Lo annuncia l’assessore al Lavoro della Regione Piemonte, Elena Chiorino: «Nonostante tutte le difficoltà il Piemonte ha dimostrato grande prontezza ed efficienza, agendo con tempestività e rispettando tutte le procedure previste dal Ministero. Ci siamo subito attivati per mettere a regime, insieme agli altri enti coinvolti, il sistema dell’erogazione del reddito di cittadinanza e la formazione dei navigator».

Alcune criticità ancora da risolvere, ad esempio la necessità di «verificare alla prova del campo tutto il processo, dalla richiesta all’erogazione e il dialogo, anche per quanto riguarda le piattaforme informatiche, fra tutti i soggetti coinvolti. Un sistema del tutto nuovo che, per forza di cose, necessita ancora di essere armonizzato. In questo contesto già non semplice – aggiunge – occorre anche considerare il cronico affanno in cui versano i Centri per l’impiego che soffrono di una “storica” carenza di personale, per questo nei prossimi mesi sarà affrontata la loro riorganizzazione per favorirne l’aumento dell’efficienza e dell’efficacia e sono convinta che, partendo dalla razionalizzazione delle risorse e delle professionalità di cui già disponiamo, potremo migliorare il servizio offerto e consentire a tutto il sistema di funzionare in maniera più fluida e armonica».

Chiorino, tuttavia, non nasconde la contrarietà al reddito di cittadinanza che considera «una misura non utile per chi è in cerca di lavoro. Si tratta al contrario di un provvedimento dalla chiara impronta assistenzialista, che non risolve il problema della disoccupazione e che rischia, al contrario, di creare immobilismo e false aspettative.
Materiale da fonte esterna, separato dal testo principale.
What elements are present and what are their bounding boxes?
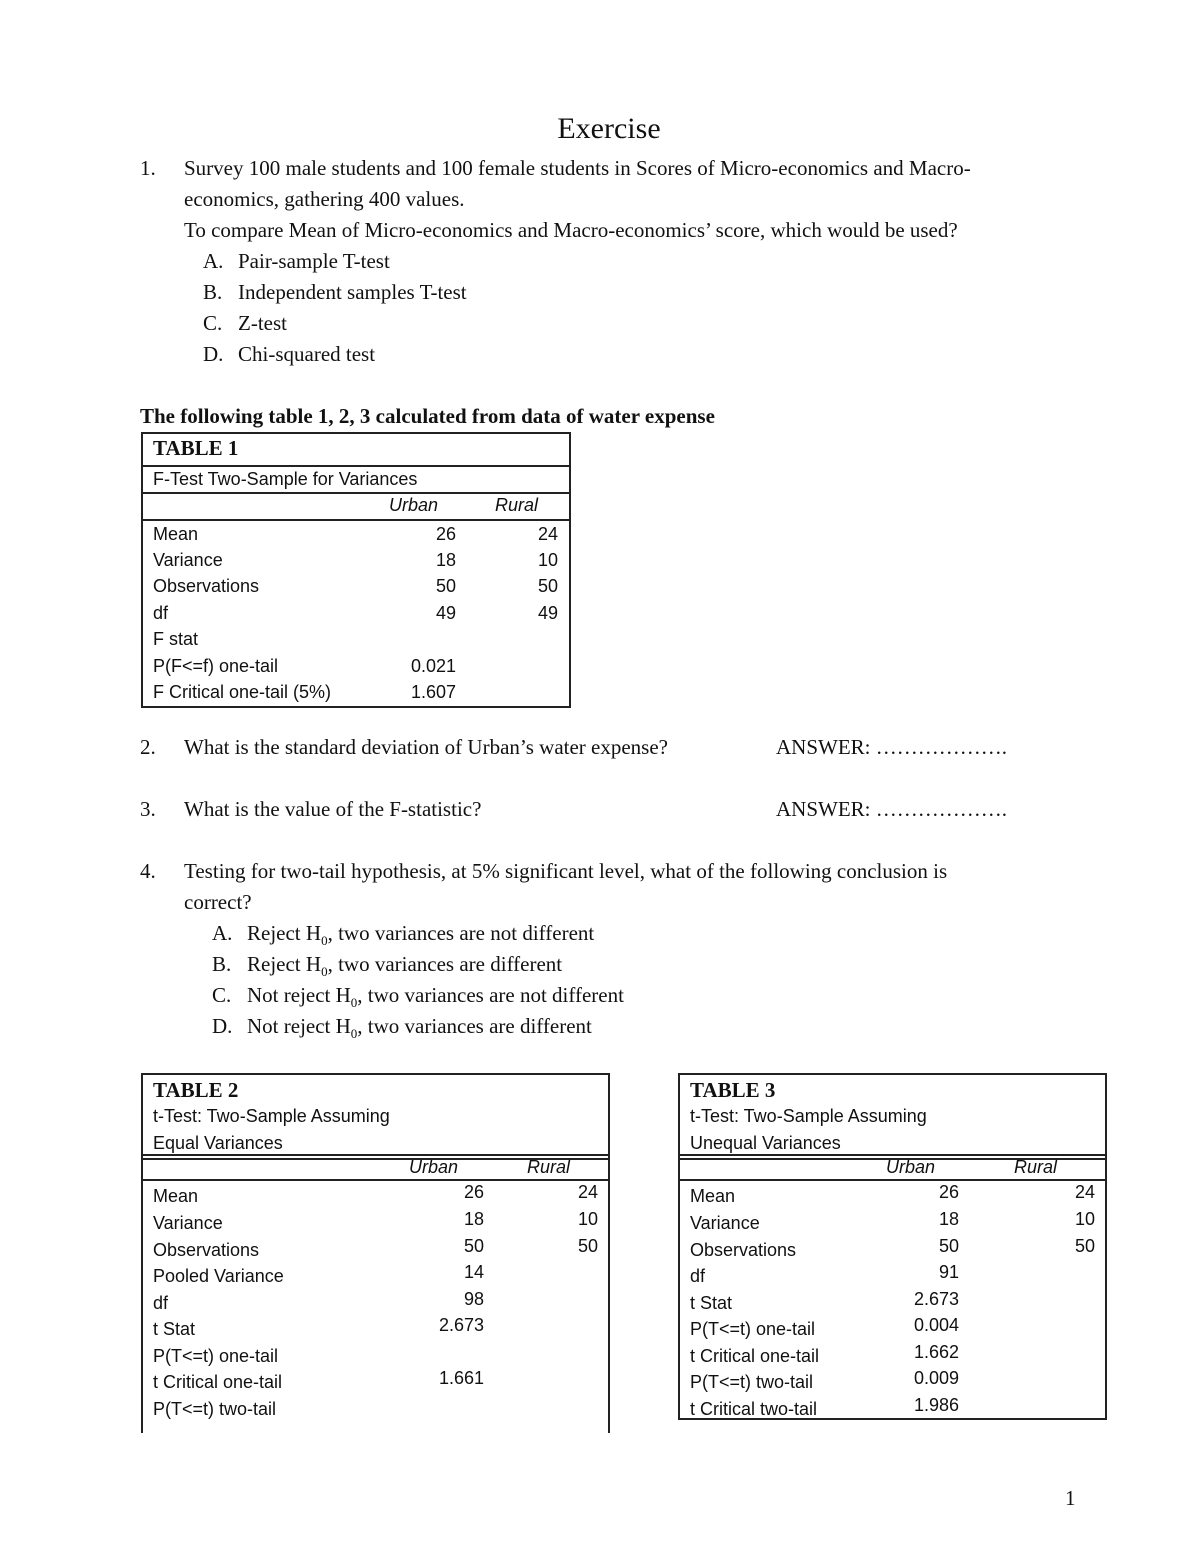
row-label: F Critical one-tail (5%): [153, 682, 332, 702]
question-number: 2.: [140, 735, 156, 759]
table-title: TABLE 3: [690, 1078, 776, 1102]
column-header-urban: Urban: [409, 1157, 459, 1177]
row-label: P(T<=t) two-tail: [153, 1399, 277, 1419]
option-letter: B.: [212, 952, 232, 976]
table-title: TABLE 2: [153, 1078, 239, 1102]
option-letter: C.: [203, 311, 223, 335]
question-text-line: correct?: [184, 890, 252, 914]
column-header-rural: Rural: [1014, 1157, 1058, 1177]
row-label: P(T<=t) one-tail: [690, 1319, 816, 1339]
cell-value: 18: [938, 1209, 959, 1229]
column-header-rural: Rural: [527, 1157, 571, 1177]
question-text-line: economics, gathering 400 values.: [184, 187, 465, 211]
cell-value: 26: [435, 524, 456, 544]
cell-value: 50: [537, 576, 558, 596]
cell-value: 18: [463, 1209, 484, 1229]
option-letter: A.: [203, 249, 224, 273]
cell-value: 0.021: [410, 656, 456, 676]
table-subtitle: t-Test: Two-Sample Assuming: [153, 1106, 390, 1126]
table-title: TABLE 1: [153, 436, 239, 460]
table-subtitle: F-Test Two-Sample for Variances: [153, 469, 418, 489]
row-label: Observations: [690, 1240, 797, 1260]
option-letter: A.: [212, 921, 233, 945]
column-header-urban: Urban: [886, 1157, 936, 1177]
cell-value: 10: [577, 1209, 598, 1229]
table-subtitle: Equal Variances: [153, 1133, 283, 1153]
cell-value: 91: [938, 1262, 959, 1282]
cell-value: 14: [463, 1262, 484, 1282]
cell-value: 0.009: [913, 1368, 959, 1388]
option-text: Pair-sample T-test: [238, 249, 390, 273]
option-text: Not reject $H_0$, two variances are not different: [247, 983, 624, 1011]
question-number: 4.: [140, 859, 156, 883]
row-label: Variance: [690, 1213, 760, 1233]
cell-value: 50: [463, 1236, 484, 1256]
question-text-line: Survey 100 male students and 100 female students in Scores of Micro-economics and Macro-: [184, 156, 971, 180]
row-label: Mean: [690, 1186, 736, 1206]
row-label: Variance: [153, 550, 223, 570]
cell-value: 26: [463, 1182, 484, 1202]
cell-value: 24: [577, 1182, 598, 1202]
option-letter: D.: [203, 342, 224, 366]
table-3: [678, 1073, 1107, 1420]
table-subtitle: Unequal Variances: [690, 1133, 841, 1153]
option-letter: C.: [212, 983, 232, 1007]
row-label: t Critical one-tail: [690, 1346, 820, 1366]
page-title: Exercise: [557, 112, 661, 145]
table-2: [141, 1073, 610, 1433]
row-label: Pooled Variance: [153, 1266, 284, 1286]
section-heading: The following table 1, 2, 3 calculated from data of water expense: [140, 404, 715, 428]
column-header-rural: Rural: [495, 495, 539, 515]
row-label: Observations: [153, 1240, 260, 1260]
option-text: Reject $H_0$, two variances are different: [247, 952, 563, 980]
row-label: df: [153, 603, 169, 623]
cell-value: 1.607: [410, 682, 456, 702]
cell-value: 24: [1074, 1182, 1095, 1202]
row-label: Mean: [153, 524, 199, 544]
row-label: df: [153, 1293, 169, 1313]
row-label: t Stat: [690, 1293, 733, 1313]
question-number: 3.: [140, 797, 156, 821]
table-1: [141, 432, 571, 708]
cell-value: 18: [435, 550, 456, 570]
cell-value: 0.004: [913, 1315, 959, 1335]
option-text: Independent samples T-test: [238, 280, 467, 304]
cell-value: 1.661: [438, 1368, 484, 1388]
cell-value: 50: [938, 1236, 959, 1256]
row-label: df: [690, 1266, 706, 1286]
cell-value: 50: [577, 1236, 598, 1256]
cell-value: 2.673: [913, 1289, 959, 1309]
question-text: What is the standard deviation of Urban’s water expense?: [184, 735, 668, 759]
answer-blank[interactable]: ANSWER: ……………….: [776, 797, 1007, 821]
option-letter: B.: [203, 280, 223, 304]
table-subtitle: t-Test: Two-Sample Assuming: [690, 1106, 927, 1126]
question-text-line: Testing for two-tail hypothesis, at 5% significant level, what of the following conclusion is: [184, 859, 948, 883]
option-text: Not reject $H_0$, two variances are different: [247, 1014, 592, 1042]
question-text-line: To compare Mean of Micro-economics and Macro-economics’ score, which would be used?: [184, 218, 958, 242]
cell-value: 1.662: [913, 1342, 959, 1362]
cell-value: 10: [1074, 1209, 1095, 1229]
option-text: Chi-squared test: [238, 342, 376, 366]
row-label: Variance: [153, 1213, 223, 1233]
row-label: P(T<=t) one-tail: [153, 1346, 279, 1366]
row-label: t Critical two-tail: [690, 1399, 818, 1419]
cell-value: 26: [938, 1182, 959, 1202]
row-label: P(F<=f) one-tail: [153, 656, 279, 676]
answer-blank[interactable]: ANSWER: ……………….: [776, 735, 1007, 759]
cell-value: 50: [435, 576, 456, 596]
option-letter: D.: [212, 1014, 233, 1038]
row-label: t Critical one-tail: [153, 1372, 283, 1392]
cell-value: 24: [537, 524, 558, 544]
option-text: Reject $H_0$, two variances are not different: [247, 921, 595, 949]
row-label: F stat: [153, 629, 199, 649]
option-text: Z-test: [238, 311, 287, 335]
cell-value: 49: [537, 603, 558, 623]
question-text: What is the value of the F-statistic?: [184, 797, 482, 821]
column-header-urban: Urban: [389, 495, 439, 515]
cell-value: 1.986: [913, 1395, 959, 1415]
row-label: Observations: [153, 576, 260, 596]
cell-value: 2.673: [438, 1315, 484, 1335]
cell-value: 49: [435, 603, 456, 623]
question-number: 1.: [140, 156, 156, 180]
page-number: 1: [1065, 1486, 1076, 1510]
row-label: Mean: [153, 1186, 199, 1206]
row-label: t Stat: [153, 1319, 196, 1339]
cell-value: 50: [1074, 1236, 1095, 1256]
cell-value: 98: [463, 1289, 484, 1309]
row-label: P(T<=t) two-tail: [690, 1372, 814, 1392]
cell-value: 10: [537, 550, 558, 570]
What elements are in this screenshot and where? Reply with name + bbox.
L’unica ricetta per combattere la disoccupazione non è distribuire pochi soldi a pioggia, ma investire sulle imprese. Penso, in particolare, a quelle del manifatturiero piemontese che potremmo incentivare e sostenere con azioni che prevedano una progressiva riduzione delle imposte inversamente proporzionale al numero di nuove assunzioni», conclude.